A bit of advice...don't buy a log cabin! Especially as a second home if you won't be around to take care of it regularly. My grandfather, who built the cabin, thought it was going to be maintenence free. HA! I think it's been more demanding than a traditional brick/vinyl siding home.
The log cabin in the 1980's with original finish
The biggest problem initially was insect damage. At the time the cabin was built, it was common practice to leave the logs in the lumberyard with the bark on, which encouraged beetle infestation. Once the logs reached the building site, they were already contaminated with beetle larvae.
After 10 years or so insect holes started appearing in the logs. My grandfather was (poorly)advised to paint the logs to keep the insects out. However, the insects were already in so painting it wasn't going to prevent anything.
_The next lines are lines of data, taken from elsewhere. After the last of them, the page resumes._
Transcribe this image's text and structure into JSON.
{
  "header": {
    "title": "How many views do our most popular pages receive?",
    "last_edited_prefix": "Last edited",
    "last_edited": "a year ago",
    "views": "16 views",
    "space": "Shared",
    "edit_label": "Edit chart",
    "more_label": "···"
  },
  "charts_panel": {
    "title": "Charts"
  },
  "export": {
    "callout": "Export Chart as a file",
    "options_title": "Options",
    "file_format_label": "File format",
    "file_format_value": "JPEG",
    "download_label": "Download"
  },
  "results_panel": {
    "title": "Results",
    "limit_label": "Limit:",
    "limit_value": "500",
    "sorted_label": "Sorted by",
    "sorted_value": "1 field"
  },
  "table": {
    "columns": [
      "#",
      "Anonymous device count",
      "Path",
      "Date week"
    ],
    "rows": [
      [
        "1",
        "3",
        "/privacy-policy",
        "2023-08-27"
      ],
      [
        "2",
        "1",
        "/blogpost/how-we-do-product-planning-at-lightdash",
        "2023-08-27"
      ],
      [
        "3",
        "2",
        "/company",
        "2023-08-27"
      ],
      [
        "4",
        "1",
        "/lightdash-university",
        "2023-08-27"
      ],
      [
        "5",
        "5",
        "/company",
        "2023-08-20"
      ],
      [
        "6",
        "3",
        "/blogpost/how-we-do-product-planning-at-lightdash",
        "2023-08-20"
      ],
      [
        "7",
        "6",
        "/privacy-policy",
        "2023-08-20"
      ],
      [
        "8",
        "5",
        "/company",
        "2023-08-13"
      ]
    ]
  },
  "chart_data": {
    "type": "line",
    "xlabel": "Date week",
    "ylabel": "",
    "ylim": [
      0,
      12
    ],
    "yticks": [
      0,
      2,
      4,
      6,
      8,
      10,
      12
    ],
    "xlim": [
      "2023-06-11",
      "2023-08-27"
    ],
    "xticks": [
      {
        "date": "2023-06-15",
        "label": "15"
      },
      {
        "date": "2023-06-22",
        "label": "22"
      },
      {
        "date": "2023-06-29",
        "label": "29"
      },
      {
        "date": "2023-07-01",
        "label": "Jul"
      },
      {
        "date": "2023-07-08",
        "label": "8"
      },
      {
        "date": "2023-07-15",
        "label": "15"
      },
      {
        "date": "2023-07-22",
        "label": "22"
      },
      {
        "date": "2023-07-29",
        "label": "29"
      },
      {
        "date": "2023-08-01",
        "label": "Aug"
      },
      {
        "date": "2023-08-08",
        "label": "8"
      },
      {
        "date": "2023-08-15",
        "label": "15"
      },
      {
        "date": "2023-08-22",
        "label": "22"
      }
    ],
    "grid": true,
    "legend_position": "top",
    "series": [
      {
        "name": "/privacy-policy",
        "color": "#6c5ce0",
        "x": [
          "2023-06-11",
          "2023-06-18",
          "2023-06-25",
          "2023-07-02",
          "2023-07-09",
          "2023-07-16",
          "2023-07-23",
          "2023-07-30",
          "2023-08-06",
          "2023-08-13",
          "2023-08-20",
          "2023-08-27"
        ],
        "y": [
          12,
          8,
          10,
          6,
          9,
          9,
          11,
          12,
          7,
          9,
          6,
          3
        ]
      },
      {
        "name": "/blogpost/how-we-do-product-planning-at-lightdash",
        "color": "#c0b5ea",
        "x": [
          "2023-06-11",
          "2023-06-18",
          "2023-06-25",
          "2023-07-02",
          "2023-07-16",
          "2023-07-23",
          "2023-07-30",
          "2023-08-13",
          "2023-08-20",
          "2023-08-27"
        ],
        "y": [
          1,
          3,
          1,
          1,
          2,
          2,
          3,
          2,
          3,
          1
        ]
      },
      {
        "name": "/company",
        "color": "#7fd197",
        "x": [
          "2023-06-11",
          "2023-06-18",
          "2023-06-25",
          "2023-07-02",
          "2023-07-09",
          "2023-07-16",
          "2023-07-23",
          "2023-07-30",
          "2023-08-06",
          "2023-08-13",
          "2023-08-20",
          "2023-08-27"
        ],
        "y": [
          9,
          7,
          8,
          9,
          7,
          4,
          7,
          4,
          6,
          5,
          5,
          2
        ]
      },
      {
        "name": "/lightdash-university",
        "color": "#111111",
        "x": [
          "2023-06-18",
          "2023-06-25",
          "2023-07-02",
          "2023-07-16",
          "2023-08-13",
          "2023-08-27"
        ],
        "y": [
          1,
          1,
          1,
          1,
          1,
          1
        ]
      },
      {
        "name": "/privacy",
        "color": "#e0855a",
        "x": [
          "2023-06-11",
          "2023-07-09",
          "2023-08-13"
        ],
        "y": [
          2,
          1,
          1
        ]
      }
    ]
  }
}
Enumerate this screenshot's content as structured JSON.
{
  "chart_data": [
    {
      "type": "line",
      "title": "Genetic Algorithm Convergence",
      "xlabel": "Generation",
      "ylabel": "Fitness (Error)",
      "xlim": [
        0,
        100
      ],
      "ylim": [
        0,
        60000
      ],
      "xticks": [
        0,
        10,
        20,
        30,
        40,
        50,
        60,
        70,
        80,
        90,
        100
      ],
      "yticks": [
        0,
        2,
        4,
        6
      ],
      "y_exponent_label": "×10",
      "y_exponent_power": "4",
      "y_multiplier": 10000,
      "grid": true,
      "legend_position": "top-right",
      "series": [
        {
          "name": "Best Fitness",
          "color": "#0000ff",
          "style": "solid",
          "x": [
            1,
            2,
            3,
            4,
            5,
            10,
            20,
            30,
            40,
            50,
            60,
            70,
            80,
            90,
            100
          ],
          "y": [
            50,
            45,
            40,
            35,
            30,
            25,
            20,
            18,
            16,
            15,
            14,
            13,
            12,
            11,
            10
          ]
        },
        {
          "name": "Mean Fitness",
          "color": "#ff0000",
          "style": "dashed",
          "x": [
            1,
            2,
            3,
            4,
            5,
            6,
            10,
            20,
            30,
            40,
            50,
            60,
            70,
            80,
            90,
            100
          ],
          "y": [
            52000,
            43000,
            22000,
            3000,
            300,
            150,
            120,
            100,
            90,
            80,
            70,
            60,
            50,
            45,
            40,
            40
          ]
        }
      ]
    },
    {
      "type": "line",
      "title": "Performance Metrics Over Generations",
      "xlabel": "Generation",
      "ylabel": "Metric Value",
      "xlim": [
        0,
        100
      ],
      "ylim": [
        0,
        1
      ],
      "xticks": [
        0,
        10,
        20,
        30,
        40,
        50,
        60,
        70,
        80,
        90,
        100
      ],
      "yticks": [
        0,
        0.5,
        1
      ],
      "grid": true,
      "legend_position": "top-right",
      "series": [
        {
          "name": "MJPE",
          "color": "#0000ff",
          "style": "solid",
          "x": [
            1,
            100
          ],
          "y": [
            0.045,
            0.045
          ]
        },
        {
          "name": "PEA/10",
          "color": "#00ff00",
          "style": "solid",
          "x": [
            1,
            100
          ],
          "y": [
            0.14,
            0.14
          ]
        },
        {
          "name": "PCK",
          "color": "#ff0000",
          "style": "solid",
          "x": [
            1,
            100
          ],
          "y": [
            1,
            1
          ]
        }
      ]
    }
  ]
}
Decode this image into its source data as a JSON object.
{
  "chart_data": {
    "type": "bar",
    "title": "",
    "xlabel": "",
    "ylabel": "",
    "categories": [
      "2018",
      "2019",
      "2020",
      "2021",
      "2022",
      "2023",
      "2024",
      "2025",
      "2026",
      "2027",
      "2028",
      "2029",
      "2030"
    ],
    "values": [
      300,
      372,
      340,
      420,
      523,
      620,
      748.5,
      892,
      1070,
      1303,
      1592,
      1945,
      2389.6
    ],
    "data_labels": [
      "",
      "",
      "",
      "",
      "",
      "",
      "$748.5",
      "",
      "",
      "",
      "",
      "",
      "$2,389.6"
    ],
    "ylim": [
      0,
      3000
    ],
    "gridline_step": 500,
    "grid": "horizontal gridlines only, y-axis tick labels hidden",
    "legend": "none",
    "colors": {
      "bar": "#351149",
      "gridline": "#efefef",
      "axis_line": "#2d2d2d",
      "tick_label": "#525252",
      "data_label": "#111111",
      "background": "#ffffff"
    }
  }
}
Additionally, the paint has inhibited the logs' ability to "breathe" and has contributed to moisture problems inside the house.
Insect damage to the logs
My grandfather has since passed on and my parents now own the cabin, but my husband and I are the primary caretakers. Recently I noticed it seemed the insect damage was getting worse and I called out a log repair specialist. He found several rotten logs and told us the paint really needed to come off, which was fine by me since I always disliked the paint and wished the cabin could have stayed its natural wood color.
The red house with new replacement logs
So, all that to say, much money later...the cabin is back to its true color, the rotten logs have been replaced, and the holes are sealed up. Now all we have to do is apply clearcoat to the entire cabin every 3-4 years! Geesh! What a job that will be!
Tah-dah! The paint is almost all gone! Yippee!